INIZIAMO AD ESSERE GIUSTI ED EQUI NELLO SPORT

Nella mia idea di uno sport che da il buon esempio alla società civile forse sono un po’ confuso. Al contrario a volte è proprio lo sport ad assorbire le contraddizioni e le aberrazioni della società civile.

Il comitato regionale veneto della federazione di atletica leggera di fatto ostacola l’attività agonistica delle categorie assolute (dai sedici anni in poi) perché richiede assurdi criteri agli organizzatori per l’effettuazione delle gare. E’ possibile che la mossa sia tesa a liberare i giudici di gara (che sono sempre meno) dalle categorie assolute per renderli disponibili nelle categorie giovanili ma se anche quello è il senso siamo comunque di fronte ad un’aberrazione. Non ha senso che i bambini di dieci anni gareggino persino troppo (a quell’età forse è ancora meglio giocare più che gareggiare) e poi quanto il giovane ha vent’anni se è un campione lo tratti con i guanti di velluto se invece non lo è lo inviti a restarsene a casa sul divano.

Del ventenne che non fa risultati altisonanti non gliene frega niente a nessuno perché quasi sicuramente non produrrà nessuna medaglia olimpica che è utlla che ci fa tanto comodo per finanziare l’attività agonistica di tutti e non solo quella di vertice.

Cosi accade che il ragazzino molli l’attività agonistica precocemente perché se non fa risultati rilevanti diventa di una noia pazzesca (io stesso se avessi vent’anni non so se troverei lo spirito di un tempo che mi portava a frequentare la pista anche quando non facevo risultati eccezionali ed è stata imprescindibile premessa per quei piccoli risultatini gradevoli da ricordare che poi ho ottenuto) e si trasforma in poco tempo in un master con la panza che va a correre inevitabilmente nelle corse su strada dove l’agonismo è ovviamente inevitabilmente e giustamente finto anche se ti sparano su sempre un numero per chiederti quote di partecipazione sempre più salate.

Dobbiamo essere giusti ed equi anche nello sport e dare spazio anche a chi non fa risultati altisonanti altrimenti non possiamo poi lamentarci di una società ipercompetitiva che ci valuta solo per quanto siamo in grado di produrre e mette i mercati al primo posto in luogo della solidarietà sociale.

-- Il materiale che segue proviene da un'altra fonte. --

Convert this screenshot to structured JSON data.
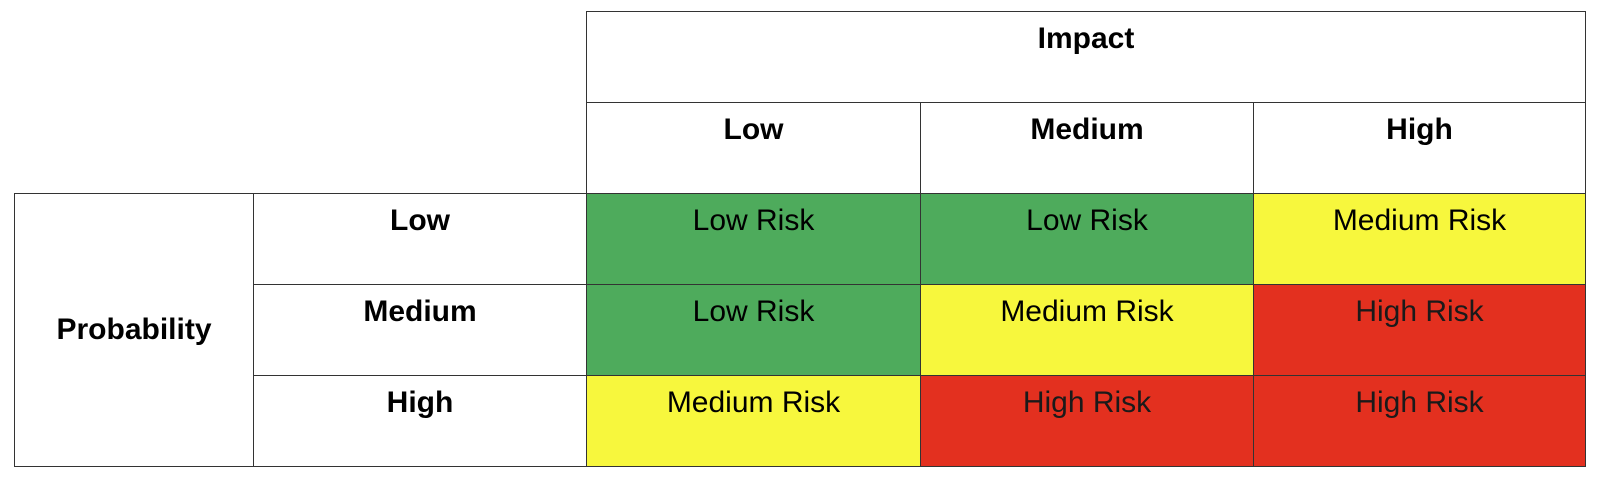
{
  "matrix": {
    "column_group_header": "Impact",
    "row_group_header": "Probability",
    "columns": [
      "Low",
      "Medium",
      "High"
    ],
    "rows": [
      "Low",
      "Medium",
      "High"
    ],
    "cells": [
      [
        "Low Risk",
        "Low Risk",
        "Medium Risk"
      ],
      [
        "Low Risk",
        "Medium Risk",
        "High Risk"
      ],
      [
        "Medium Risk",
        "High Risk",
        "High Risk"
      ]
    ],
    "colors": {
      "low": "#4eab5c",
      "medium": "#f7f73d",
      "high": "#e3301f"
    }
  }
}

Lo sport è agonismo ma anche solidarietà e rispetto di tutti i partecipanti.Se deve sopravvivere solo il più forte allora facciamo le gare con un’atleta solo e stiamo lì davanti alla televisione a vedere se fa il record del mondo. Occorrono anche meno giudici… Insisto nel dire che il problema è sempre il modello televisivo. Se vogliamo che lo sport migliori dobbiamo spegnere la televisione.